The public version of OpenAI’s ChatGPT recently gained “multimodal” capabilities, meaning it can now not only do text but also analyze images, interpret and produce speech, browse the internet, and scan the content of uploaded files.
Still, ChatGPT operates in a mostly siloed fashion. It can’t yet venture out “into the wild” to execute online tasks. For example, if you wanted to buy a milk frother on Amazon for under $100, ChatGPT might be able to recommend a product or two, and even provide links, but it can’t actually navigate Amazon and make the purchase.
Why? Besides obvious concerns, like letting a flawed AI model go on a shopping spree with your credit card, one challenge lies in training AI to successfully navigate graphical user interfaces (GUIs), like your laptop or smartphone screen.
But even the current version of GPT-4 seems to grasp the basic steps of online shopping. That’s the takeaway of a recent preprint paper in which AI researchers described how they successfully trained a GPT-4-based agent to “buy” products on Amazon. The agent, dubbed the MM-Navigator, did not actually purchase products, but it was able to analyze screenshots of an iOS smartphone screen and specify the appropriate action and where it should click, with impressive accuracy.
AI and GUI navigation
An Yan, an AI researcher at UC San Diego and an author of the recent paper, told Freethink there are two main challenges in training large-language models like GPT-4 to navigate GUIs.
The first is getting the model to describe the appropriate action, which it does through semantic reasoning. For example, if you give GPT-4 a screenshot of your iOS smartphone screen and ask it to select the most appropriate app for buying a milk frother online, it’ll have an easy time choosing Amazon.
“The whole semantic screen understanding stuff — I would say it’s almost perfect,” Yan told Freethink.
The bigger problem lies in a different type of understanding: where to click.
“That part is a bit more challenging,” Yan told Freethink. “[GPT-4] is not so good at numerical-spatial reasoning.”
Yan and his colleagues had tried asking the agent to analyze a phone screen which had a grid of numerical coordinates overlaid on it, like latitude and longitude lines on a map, and pick coordinates that aligned with the button it wanted to click. It often failed to pick accurate coordinates.
With a little help, however, MM-Navigator was able to boost its so-called localized action execution skills in order to “buy” products on Amazon. After the researchers attached numerical markers to the various apps and buttons on the smartphone screen, which narrowed the options of where the agent could click, MM-Navigator specified the correct location with an accuracy of 74.5% across 55 test runs.
Those test runs were structured in a surprisingly straightforward fashion, though they included a clever trick that potentially increased the agent’s success rate by simulating something like the short-term memory of the human brain.
Historical context
In one set of experiments, the researchers gave the agent a simple prompt and a screenshot of an iOS smartphone screen, pictured below.
At each step, the agent was shown the screenshot that would be displayed based on the button it selected. Importantly, however, the agent was programmed to briefly summarize both its current suggested action and the actions it’s already taken to get to that point.

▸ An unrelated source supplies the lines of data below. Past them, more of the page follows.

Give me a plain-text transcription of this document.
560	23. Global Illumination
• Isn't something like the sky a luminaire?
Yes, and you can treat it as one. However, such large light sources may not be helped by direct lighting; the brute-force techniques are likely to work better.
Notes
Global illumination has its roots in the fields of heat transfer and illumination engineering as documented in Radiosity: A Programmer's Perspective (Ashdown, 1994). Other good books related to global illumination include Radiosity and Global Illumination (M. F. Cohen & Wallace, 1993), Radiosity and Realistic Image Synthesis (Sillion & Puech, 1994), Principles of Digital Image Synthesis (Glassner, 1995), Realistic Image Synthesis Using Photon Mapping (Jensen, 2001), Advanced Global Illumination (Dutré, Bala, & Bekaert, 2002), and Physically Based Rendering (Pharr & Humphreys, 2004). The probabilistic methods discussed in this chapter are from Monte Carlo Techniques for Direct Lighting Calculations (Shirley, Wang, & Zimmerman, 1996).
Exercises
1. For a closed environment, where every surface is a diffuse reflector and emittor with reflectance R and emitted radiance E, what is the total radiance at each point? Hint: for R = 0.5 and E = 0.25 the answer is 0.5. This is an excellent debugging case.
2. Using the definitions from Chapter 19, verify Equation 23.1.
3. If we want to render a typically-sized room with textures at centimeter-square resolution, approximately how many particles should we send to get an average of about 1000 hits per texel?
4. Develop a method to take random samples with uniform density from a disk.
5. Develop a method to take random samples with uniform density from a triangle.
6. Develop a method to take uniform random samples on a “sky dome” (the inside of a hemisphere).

The goal, Yan said, is to “somehow encourage this model to think more like a human.”
When you’re buying something online, for example, your short-term memory automatically keeps track of recent actions and pages you visited. But you only remember the key information. After all, it’d be difficult and mostly useless to remember every bit of text and visual information that was on every page that led you to click “buy” on a page for a milk frother.
Similarly, it’d be computationally expensive, and wasteful, to have an AI record and recall every single bit of information as it’s navigating the internet. There’s also a more fundamental problem with current large-language models, which is that their memory remains imperfect. So, Yan and his colleagues programmed the AI to behave like a human: memorize only the crucial bits and summarize them in plain language at each step.
MM-Navigator still made mistakes in the recent study, most of which occurred during localized action execution as opposed to intended action description. Yan said it will take further research to uncover exactly why large language models make certain mistakes and how they might be prevented.
“How does a model realize it makes mistakes and [how does it correct its actions]? That’s definitely interesting.”
MM-Navigator was not intended to be a product but rather a foundation on which researchers can improve how AI models navigate and interact with our existing technology. As for how long it will be until getting an AI to do multistep online tasks is as easy as speaking a few words?
“I don’t want to create a hype here, but maybe one or two years,” Yan told Freethink. “Unless some startup is [already] trying to beat Apple’s Siri.”